11 Aralık 2013 Çarşamba

G Ü N C E L






SON  GÜNLERİN  DİKKAT  ÇEKEN     OLAYLARI

Burhan Bursalıoğlu
YÜCE ATATÜRK

Fethiyespor futbolcuları, Fenerbahçe maçına  tişörtlerinin önüne yazdıkları  “YÜCE ATATÜRK “   ifadesiyle çıktılar.
“Vay  sen nasıl böyle bir yazıyla çıkarsın, spora siyaseti  nasıl sokarsın , ulusal kuralları bilmiyor musun, seni disipline vereyim de aklın başına gelsin” gibi vaveyla ile, TFF  Fethiyesporu disipline verdi. 
TFF  ne diyor? “siyaseti  spora soktunuz, cezalısınız” 
Bu olayın  siyasetle bir ilgisi yok.  Bir defa, Atatürk siyasetin içinde değil. O, bu Ulusun lideridir. Siyaset dışıdır. O bu Türklerin babasıdır,Atasıdır, Dünyanın tek tanıdığı, çocuklarına öğrettikleri, ders kitaplarında  yer verdiği, yaptıklarını uyguladıkları , daima  örnek aldıkları değişmez bir Türk’tür. Ölümünde, dünya lider ve ulusların göz yaşı döktükleri  bir dosttu.
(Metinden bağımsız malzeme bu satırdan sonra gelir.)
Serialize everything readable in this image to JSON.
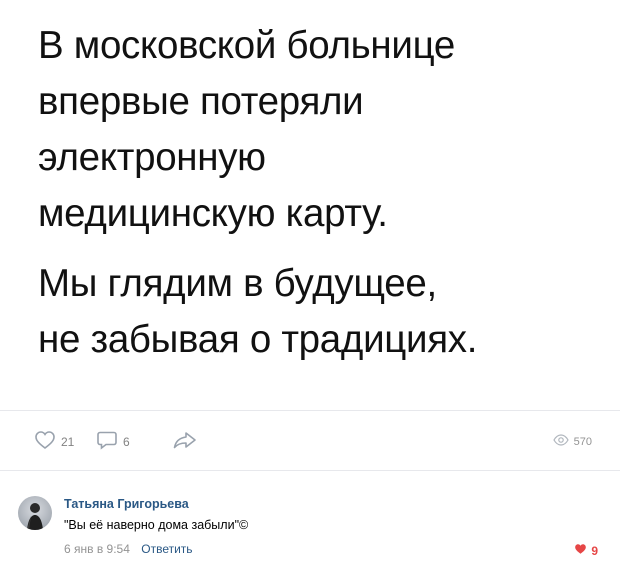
{
  "post": {
    "paragraph1_lines": [
      "В московской больнице",
      "впервые потеряли",
      "электронную",
      "медицинскую карту."
    ],
    "paragraph2_lines": [
      "Мы глядим в будущее,",
      "не забывая о традициях."
    ]
  },
  "actions": {
    "likes": "21",
    "comments": "6",
    "views": "570",
    "icons": {
      "like": "heart-outline-icon",
      "comment": "speech-bubble-icon",
      "share": "share-arrow-icon",
      "views": "eye-icon"
    }
  },
  "comment": {
    "author": "Татьяна Григорьева",
    "text": "\"Вы её наверно дома забыли\"©",
    "date": "6 янв в 9:54",
    "reply_label": "Ответить",
    "likes": "9",
    "colors": {
      "link": "#2a5885",
      "like_active": "#e64646"
    }
  }
}
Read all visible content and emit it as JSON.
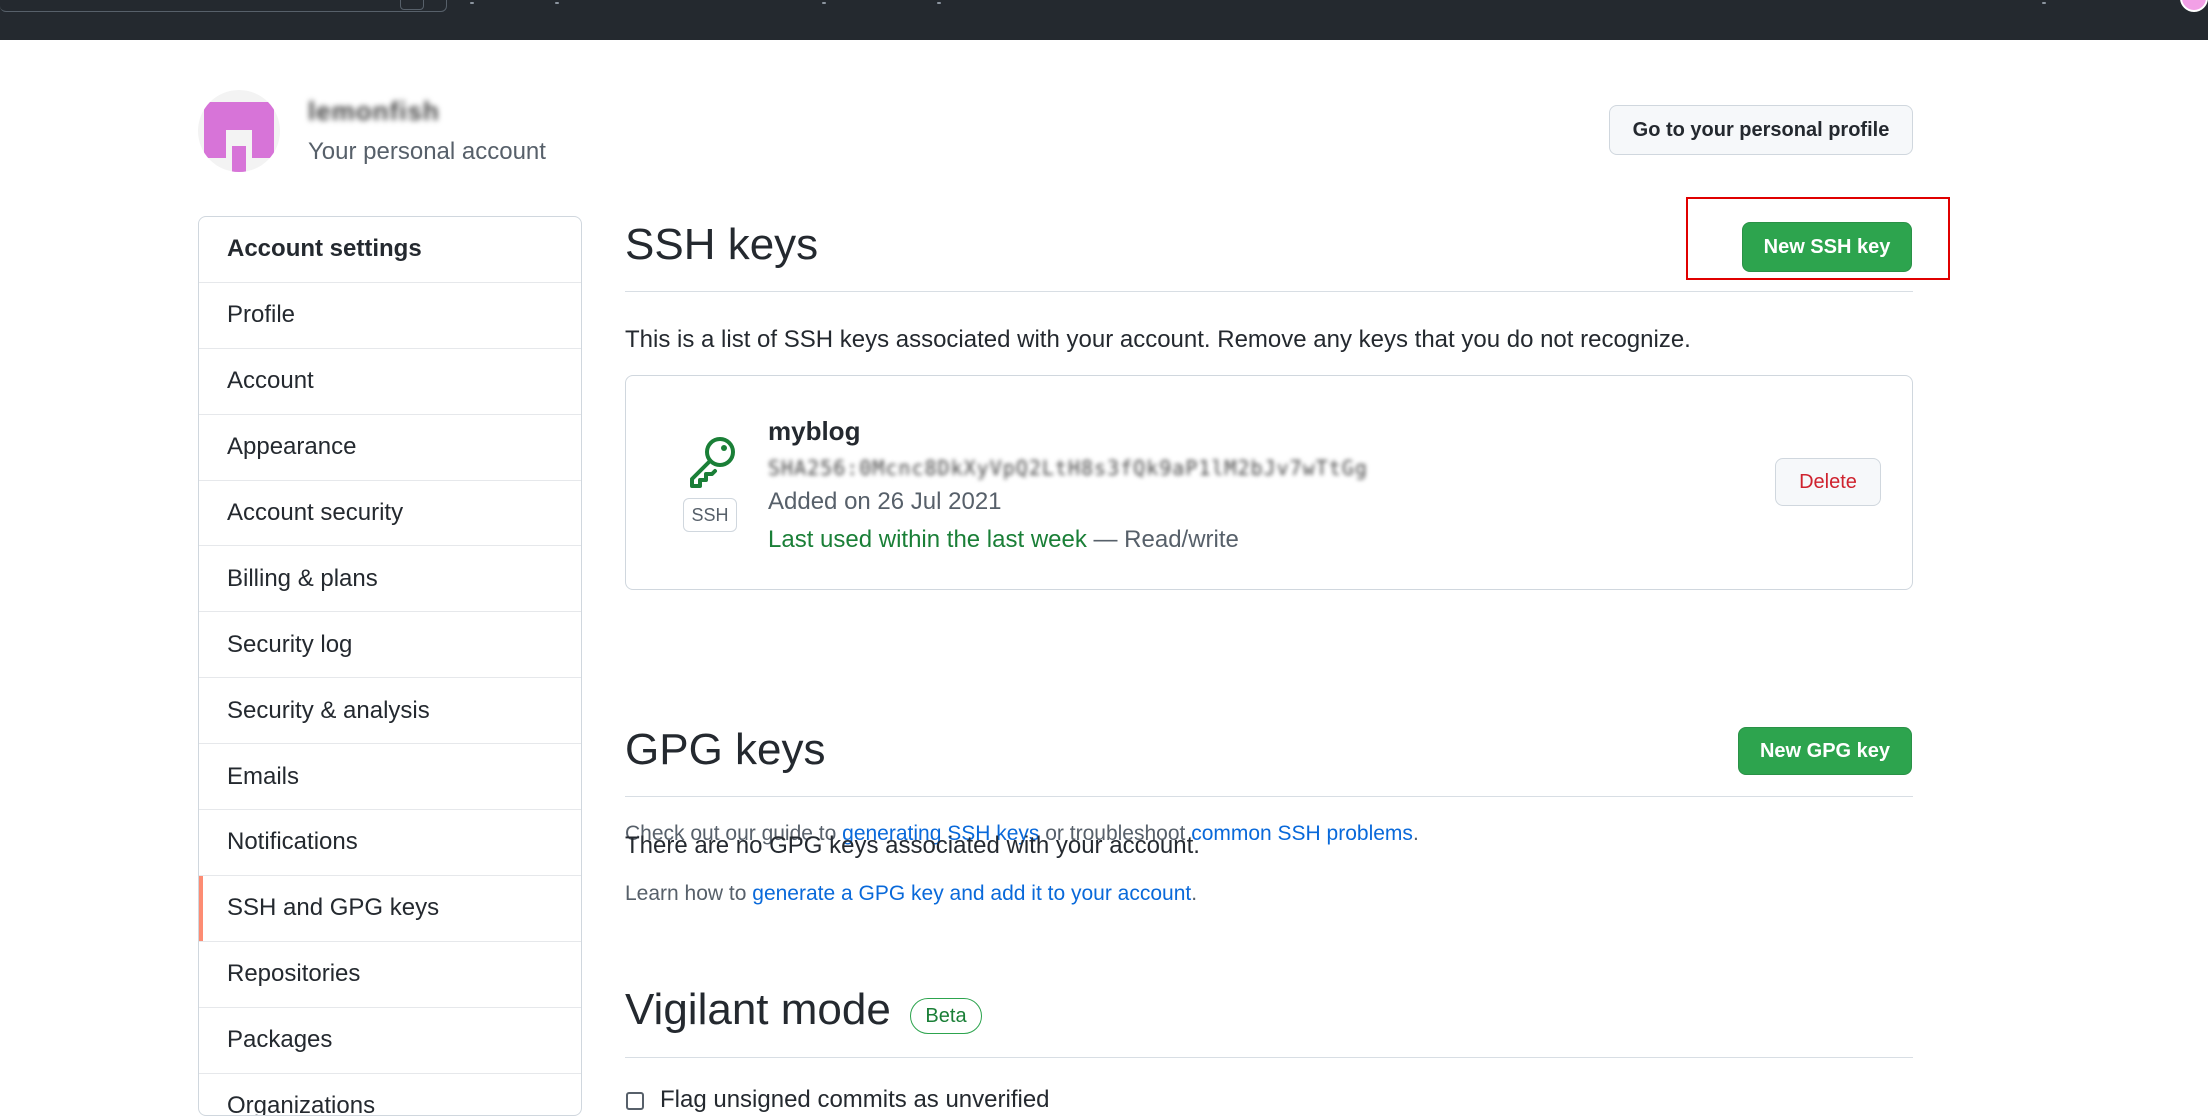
{
  "account": {
    "name": "lemonfish",
    "subtitle": "Your personal account",
    "profile_button": "Go to your personal profile"
  },
  "sidebar": {
    "items": [
      {
        "label": "Account settings"
      },
      {
        "label": "Profile"
      },
      {
        "label": "Account"
      },
      {
        "label": "Appearance"
      },
      {
        "label": "Account security"
      },
      {
        "label": "Billing & plans"
      },
      {
        "label": "Security log"
      },
      {
        "label": "Security & analysis"
      },
      {
        "label": "Emails"
      },
      {
        "label": "Notifications"
      },
      {
        "label": "SSH and GPG keys"
      },
      {
        "label": "Repositories"
      },
      {
        "label": "Packages"
      },
      {
        "label": "Organizations"
      }
    ],
    "active": "SSH and GPG keys"
  },
  "ssh": {
    "title": "SSH keys",
    "new_button": "New SSH key",
    "description": "This is a list of SSH keys associated with your account. Remove any keys that you do not recognize.",
    "keys": [
      {
        "title": "myblog",
        "fingerprint": "SHA256:0Mcnc8DkXyVpQ2LtH8s3fQk9aP1lM2bJv7wTtGg",
        "badge": "SSH",
        "added": "Added on 26 Jul 2021",
        "last_used": "Last used within the last week",
        "access": " — Read/write",
        "delete_button": "Delete"
      }
    ],
    "guide_prefix": "Check out our guide to ",
    "guide_link1": "generating SSH keys",
    "guide_mid": " or troubleshoot ",
    "guide_link2": "common SSH problems",
    "guide_suffix": "."
  },
  "gpg": {
    "title": "GPG keys",
    "new_button": "New GPG key",
    "empty": "There are no GPG keys associated with your account.",
    "learn_prefix": "Learn how to ",
    "learn_link": "generate a GPG key and add it to your account",
    "learn_suffix": "."
  },
  "vigilant": {
    "title": "Vigilant mode",
    "badge": "Beta",
    "checkbox_label": "Flag unsigned commits as unverified"
  },
  "colors": {
    "primary_green": "#2da44e",
    "link_blue": "#0969da",
    "danger_red": "#cf222e",
    "active_indicator": "#fd8c73",
    "highlight_red": "#e00000"
  }
}
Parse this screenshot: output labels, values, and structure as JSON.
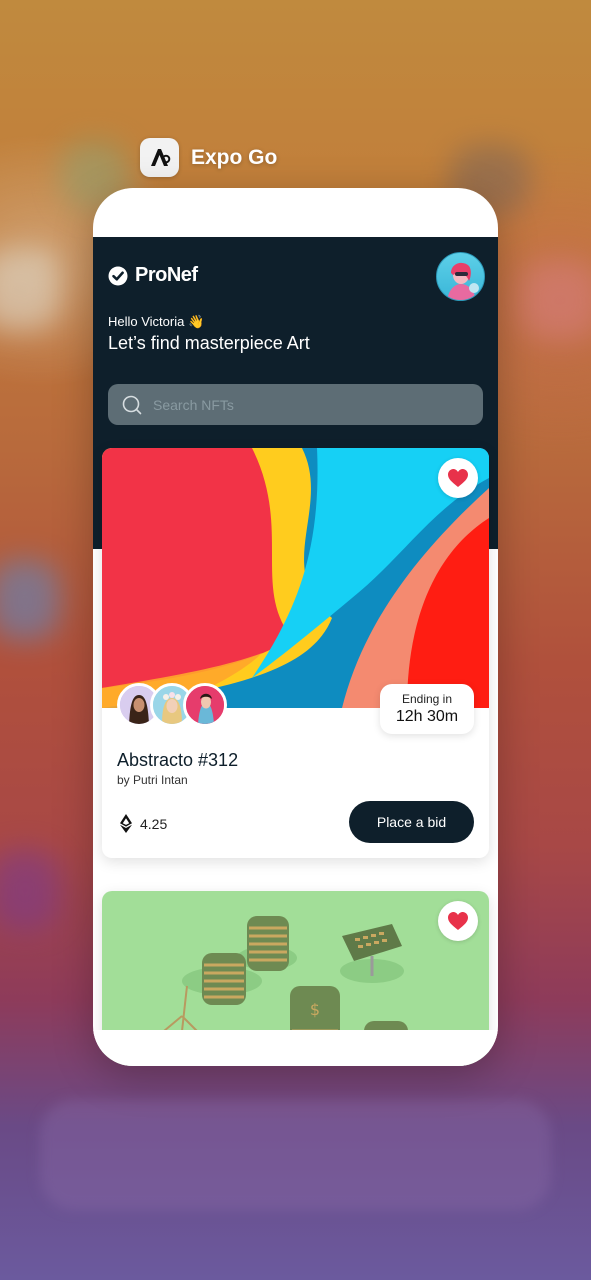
{
  "switcher": {
    "app_name": "Expo Go"
  },
  "app": {
    "brand": "ProNef",
    "greeting": "Hello Victoria 👋",
    "headline": "Let’s find masterpiece Art",
    "search": {
      "placeholder": "Search NFTs"
    }
  },
  "nfts": [
    {
      "title": "Abstracto #312",
      "author": "by Putri Intan",
      "ending_label": "Ending in",
      "ending_time": "12h 30m",
      "price": "4.25",
      "bid_label": "Place a bid",
      "favorited": true
    },
    {
      "favorited": true
    }
  ],
  "colors": {
    "header_bg": "#0e1f2b",
    "heart": "#e8324a",
    "button_bg": "#0e1f2b"
  }
}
Sen,  böyle bir insanı ,TFF yönetimi gibi unutanlara hatırlatmak için göğüslerine  adını yazdığı için. Disipline ver . Olacak iş mi? Aslında teşekkür etmeleri gerekirdi. “ Biz Atamızı unutma durumundaydık, hatırlattığınız için teşekkür ederiz” demeleri gerekirdi.

Bu  işin başka bir boyutu daha var.  Fethiye, Muğla kentimizin bir kazasıdır.  Biliyorsunuz,  Osmanlı imparatorluğu zamanında, Fransa’dan alınan  bir uçakla  Padişahın isteği üzerine, Ortadoğu   semalarında  dolaşırken düşüp ilk şehit  pilotumuz  Fethi bey i Mustafa Kemal Atatürk unutmamış ve onun adının unutulmaması için, Muğla’nın Megri adındaki  yöresine , halkının talebini de dikkate alarak “FETHİYE “ adını verdi. Ve  ilk şehit Fethi bey aynı zamanda Beşiktaş kulübünün de ilk kurucularındandır. Fethiyespor kulübünü, disiplin kuruluna veren TFF nin başkanı Yıldırım Demirören de Beşiktaşlı olup Beşiktaş ın da yıllarca başkanlığını  yapmıştır.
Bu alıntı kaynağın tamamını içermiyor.